For the team that signs LeBron James, if the majority of payroll is tied up in James' contract. What will be left in additional free agents resigning and overall quality of teammates? James has to understand that his team won't be able to get that much better with the size of his new contract. I mean you think he's frustrated with his help in Cleveland. He hasn't seen anything yet. Take Boston now, with the addition of Ray Allen and then Garnett, Ainge got creative in putting together the rest of the roster in draft picks (young players) and resigning players to short term deals. In other words, his hands were tied as far as how much he can do to improve the roster beyond Pierce, Ray Allen and Garnett. That future team better or Cleveland better realize this point by then, in 2010. Can you say, improvise? Yup, that's what they'll have to do. And they'll have to draft well and/or sign a bunch of aging veterans off the scrap heap. Would you sign for a lesser salary to play with James?

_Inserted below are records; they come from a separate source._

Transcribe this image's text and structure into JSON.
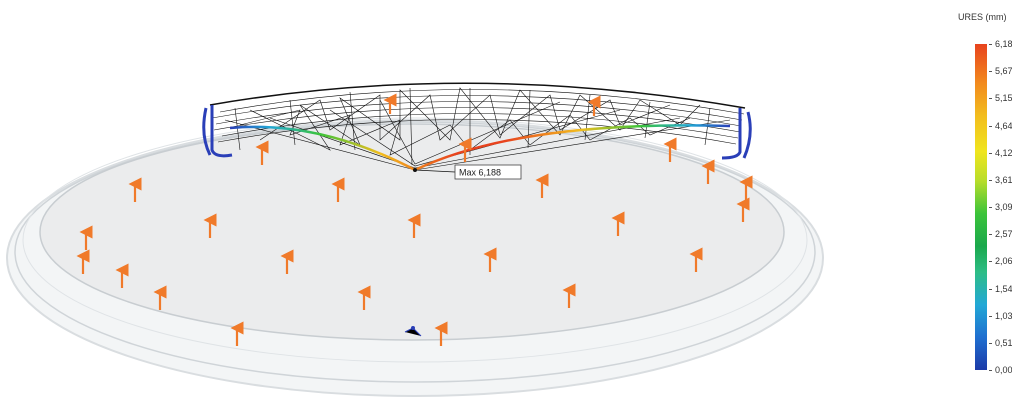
{
  "legend": {
    "title": "URES (mm)",
    "ticks": [
      "6,188",
      "5,672",
      "5,157",
      "4,641",
      "4,125",
      "3,610",
      "3,094",
      "2,578",
      "2,063",
      "1,547",
      "1,031",
      "0,516",
      "0,000"
    ],
    "colors": {
      "max": "#e8431e",
      "upper": "#f2bd1e",
      "mid": "#3cc43a",
      "lower": "#22a8d6",
      "min": "#1c3aa8"
    }
  },
  "annotation": {
    "max_label": "Max 6,188"
  },
  "colors": {
    "arrow": "#f07a2a",
    "mesh": "#111111",
    "fixture": "#2a3fb8",
    "ring": "#d9dde0"
  }
}
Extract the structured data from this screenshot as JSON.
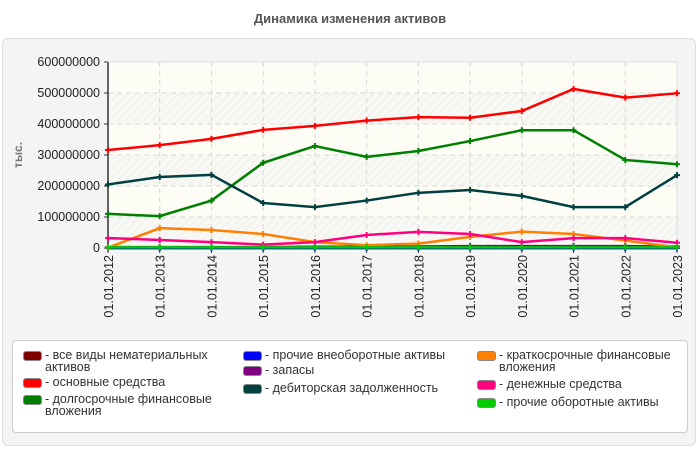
{
  "chart_data": {
    "type": "line",
    "title": "Динамика изменения активов",
    "ylabel": "тыс.",
    "xlabel": "",
    "ylim": [
      0,
      600000000
    ],
    "yticks": [
      "0",
      "100000000",
      "200000000",
      "300000000",
      "400000000",
      "500000000",
      "600000000"
    ],
    "grid": true,
    "legend_position": "bottom",
    "categories": [
      "01.01.2012",
      "01.01.2013",
      "01.01.2014",
      "01.01.2015",
      "01.01.2016",
      "01.01.2017",
      "01.01.2018",
      "01.01.2019",
      "01.01.2020",
      "01.01.2021",
      "01.01.2022",
      "01.01.2023"
    ],
    "series": [
      {
        "name": "все виды нематериальных активов",
        "color": "#800000",
        "values": [
          0,
          0,
          0,
          0,
          0,
          0,
          0,
          0,
          0,
          0,
          0,
          0
        ]
      },
      {
        "name": "основные средства",
        "color": "#ff0000",
        "values": [
          316000000,
          332000000,
          352000000,
          381000000,
          394000000,
          411000000,
          422000000,
          420000000,
          442000000,
          513000000,
          485000000,
          499000000
        ]
      },
      {
        "name": "долгосрочные финансовые вложения",
        "color": "#008000",
        "values": [
          110000000,
          103000000,
          153000000,
          275000000,
          329000000,
          294000000,
          313000000,
          345000000,
          380000000,
          380000000,
          284000000,
          270000000
        ]
      },
      {
        "name": "прочие внеоборотные активы",
        "color": "#0000ff",
        "values": [
          0,
          0,
          0,
          0,
          0,
          0,
          0,
          0,
          0,
          0,
          0,
          0
        ]
      },
      {
        "name": "запасы",
        "color": "#800080",
        "values": [
          3000000,
          3000000,
          3000000,
          3000000,
          4000000,
          4000000,
          5000000,
          6000000,
          6000000,
          6000000,
          6000000,
          5000000
        ]
      },
      {
        "name": "дебиторская задолженность",
        "color": "#004040",
        "values": [
          205000000,
          229000000,
          236000000,
          145000000,
          132000000,
          153000000,
          178000000,
          187000000,
          168000000,
          132000000,
          132000000,
          235000000
        ]
      },
      {
        "name": "краткосрочные финансовые вложения",
        "color": "#ff8000",
        "values": [
          1000000,
          64000000,
          58000000,
          45000000,
          19000000,
          9000000,
          14000000,
          36000000,
          53000000,
          45000000,
          24000000,
          2000000
        ]
      },
      {
        "name": "денежные средства",
        "color": "#ff0080",
        "values": [
          32000000,
          26000000,
          19000000,
          11000000,
          19000000,
          42000000,
          52000000,
          45000000,
          19000000,
          32000000,
          32000000,
          17000000
        ]
      },
      {
        "name": "прочие оборотные активы",
        "color": "#00cc00",
        "values": [
          2000000,
          2000000,
          2000000,
          2000000,
          2000000,
          2000000,
          2000000,
          2000000,
          2000000,
          2000000,
          2000000,
          2000000
        ]
      }
    ]
  }
}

The NBA's latest version of a long-running presidential election involves LeBron James and more than a dozen other high-profile candidates. The issue: Where will they land when they become free agents in 2010?
This promises to be the most provocative free-agent class of the post-Jordan world, with the Pistons, Nets and (launch Darth Vader intro music) Knicks among the dozen or more teams potentially lining up to recruit and sign one or more of the game's biggest names. But ... and a big but this is ... it's a story that won't be consummated until the summer after next. Indeed, nothing may come of all the speculation, should LeBron and his fellow stars decide to re-sign with their current teams, as they very well may do.
"I find it sort of strange,'' said Henry Thomas, agent to potential 2010 free agents Dwyane Wade and Chris Bosh. "The reality is it's two years away. I don't know why there's so much talk about it.''
It's because this is the NBA's Next Big Thing. The previous Next Big Things were the impending divorce of Shaquille O'Neal and Kobe Bryant (which was realized), followed by the imminent departure of Kevin Garnett from Minnesota, which was anticipated for two excruciating years (and which happened), which begot the issue of Kobe's on-and-off desires to leave the Lakers (which is now off). That leaves us looking past the next two seasons to a summer of free-agent movement that may never come to be.
Adding relevance to the conjecture is the possibility of LeBron's moving to New York, enabling the NBA to seize its biggest market and instigating an N.Y.-L.A. rivalry of LeBron vs. Kobe that could dwarf the Celtics-Lakers wars of the 1980s.